Urinary Retention

Written by Megan Boucher

Last updated 18th February 2026
3 Revisions

Urinary retention is defined as the inability to empty the bladder completely and may present acutely, with painful suprapubic distension, or chronically, with more subtle lower urinary tract symptoms. It is a clinically significant condition that can lead to complications such as recurrent urinary tract infections, bladder dysfunction, hydronephrosis, and renal impairment if left untreated. While urinary retention may arise from neurological, pharmacological, infective, or obstructive causes, in older men the most common underlying aetiology is Benign prostatic hyperplasia (BPH).

BPH is characterised by non-malignant enlargement of the prostate gland, which surrounds the proximal urethra. As the prostate increases in size, it narrows the urethral lumen and impedes urinary flow, resulting in bladder outlet obstruction. This mechanical and functional obstruction contributes to symptoms such as hesitancy, weak stream, intermittency, incomplete emptying, frequency, and nocturia. Over time, chronic obstruction may impair detrusor muscle function and predispose to acute urinary retention.

 

Fig 1: Benign prostatic hyperplasia (BPH). Comparison between normal prostate and enlarged prostate.

Pathophysiology

Two major components contribute to obstruction in BPH:

  • Static component: Enlarged prostate compresses the urethra.
  • Dynamic component: Increased alpha1-adrenoceptor–mediated tone in the prostate and bladder neck.

Pharmacological Management

The primary pharmacological classes for managing urinary retention and BPH are:

1. Alpha1-Adrenoceptor Blockers

Examples: Tamsulosin, Alfuzosin, Doxazosin, Terazosin

These agents act by relaxing smooth muscle in the prostate and bladder neck through antagonism of α₁-adrenoceptors, thereby reducing the dynamic component of obstruction. They provide relatively rapid symptomatic relief, often within days to weeks, but do not reduce prostate size. Common adverse effects include postural hypotension, dizziness, and ejaculatory disturbance.
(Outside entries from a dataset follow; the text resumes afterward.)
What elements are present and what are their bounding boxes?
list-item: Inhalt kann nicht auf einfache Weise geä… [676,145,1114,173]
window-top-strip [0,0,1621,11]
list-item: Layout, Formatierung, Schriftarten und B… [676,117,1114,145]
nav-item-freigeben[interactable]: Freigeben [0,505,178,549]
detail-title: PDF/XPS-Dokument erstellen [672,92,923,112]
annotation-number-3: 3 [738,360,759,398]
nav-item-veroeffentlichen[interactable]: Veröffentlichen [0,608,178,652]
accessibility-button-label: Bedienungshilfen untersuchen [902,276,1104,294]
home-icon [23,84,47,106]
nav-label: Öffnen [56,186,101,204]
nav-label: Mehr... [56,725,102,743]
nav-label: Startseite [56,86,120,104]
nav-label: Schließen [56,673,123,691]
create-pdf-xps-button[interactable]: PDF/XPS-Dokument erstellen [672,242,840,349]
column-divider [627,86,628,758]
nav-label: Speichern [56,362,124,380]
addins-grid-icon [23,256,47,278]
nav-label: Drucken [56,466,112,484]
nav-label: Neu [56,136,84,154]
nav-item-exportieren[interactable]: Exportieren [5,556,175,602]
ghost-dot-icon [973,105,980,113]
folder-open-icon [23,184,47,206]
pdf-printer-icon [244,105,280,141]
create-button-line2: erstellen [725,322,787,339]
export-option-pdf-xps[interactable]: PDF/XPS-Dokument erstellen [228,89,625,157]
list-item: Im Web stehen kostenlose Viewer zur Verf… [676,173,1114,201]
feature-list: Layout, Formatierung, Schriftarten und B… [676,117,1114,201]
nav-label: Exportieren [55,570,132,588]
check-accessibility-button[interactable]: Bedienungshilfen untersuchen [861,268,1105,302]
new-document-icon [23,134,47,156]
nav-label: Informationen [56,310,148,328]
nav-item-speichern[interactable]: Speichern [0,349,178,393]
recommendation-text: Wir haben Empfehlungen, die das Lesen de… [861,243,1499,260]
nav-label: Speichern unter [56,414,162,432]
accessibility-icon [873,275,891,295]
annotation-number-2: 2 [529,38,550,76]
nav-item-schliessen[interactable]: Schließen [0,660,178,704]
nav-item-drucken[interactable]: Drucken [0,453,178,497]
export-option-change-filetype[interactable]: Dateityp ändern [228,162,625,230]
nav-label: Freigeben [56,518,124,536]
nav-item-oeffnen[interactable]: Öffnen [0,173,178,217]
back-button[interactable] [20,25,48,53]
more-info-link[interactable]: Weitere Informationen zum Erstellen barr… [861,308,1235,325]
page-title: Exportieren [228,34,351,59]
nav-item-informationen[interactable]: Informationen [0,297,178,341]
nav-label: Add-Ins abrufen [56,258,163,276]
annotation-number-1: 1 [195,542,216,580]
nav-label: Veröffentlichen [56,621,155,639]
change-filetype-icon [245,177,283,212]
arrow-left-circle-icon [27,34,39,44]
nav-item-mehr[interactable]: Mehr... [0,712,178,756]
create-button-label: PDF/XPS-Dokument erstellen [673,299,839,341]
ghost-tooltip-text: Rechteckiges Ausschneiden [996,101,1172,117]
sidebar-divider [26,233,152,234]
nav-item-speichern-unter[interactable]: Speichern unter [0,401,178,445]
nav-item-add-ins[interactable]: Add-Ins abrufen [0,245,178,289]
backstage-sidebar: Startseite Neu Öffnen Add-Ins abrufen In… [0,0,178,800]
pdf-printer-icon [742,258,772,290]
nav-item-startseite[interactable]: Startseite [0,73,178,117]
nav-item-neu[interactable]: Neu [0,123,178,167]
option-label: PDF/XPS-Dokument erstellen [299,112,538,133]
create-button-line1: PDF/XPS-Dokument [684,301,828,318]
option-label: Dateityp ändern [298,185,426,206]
2. 5α-Reductase Inhibitors

Examples: Finasteride, Dutasteride

These drugs inhibit the conversion of testosterone to dihydrotestosterone (DHT), a key driver of prostatic growth. By lowering intraprostatic DHT levels, they gradually reduce prostate volume and address the static component of obstruction. Clinical benefit may take several months to become apparent.

3. Phosphodiesterase Type 5 (PDE5) Inhibitors

Example: Tadalafil may be considered when erectile dysfunction coexists.

PDE5 inhibition enhances nitric oxide-mediated smooth muscle relaxation in the lower urinary tract, improving urinary symptoms while simultaneously treating erectile dysfunction.

Summary

Urinary retention, particularly in older men, is most commonly attributable to benign prostatic hyperplasia, a condition characterised by both mechanical and functional obstruction of the bladder outlet. Recognition of the static and dynamic components of BPH has guided the development of effective pharmacological therapies that target smooth muscle tone, prostate size, or both. Alpha₁-adrenoceptor blockers offer rapid symptomatic relief, 5α-reductase inhibitors provide long-term disease modification, and PDE5 inhibitors may offer dual benefit in selected patients.

A tailored approach based on symptom severity, prostate size, comorbidities, and patient preference is essential to optimise outcomes. Early recognition and appropriate management not only improve quality of life but also reduce the risk of complications such as acute urinary retention and progressive bladder dysfunction.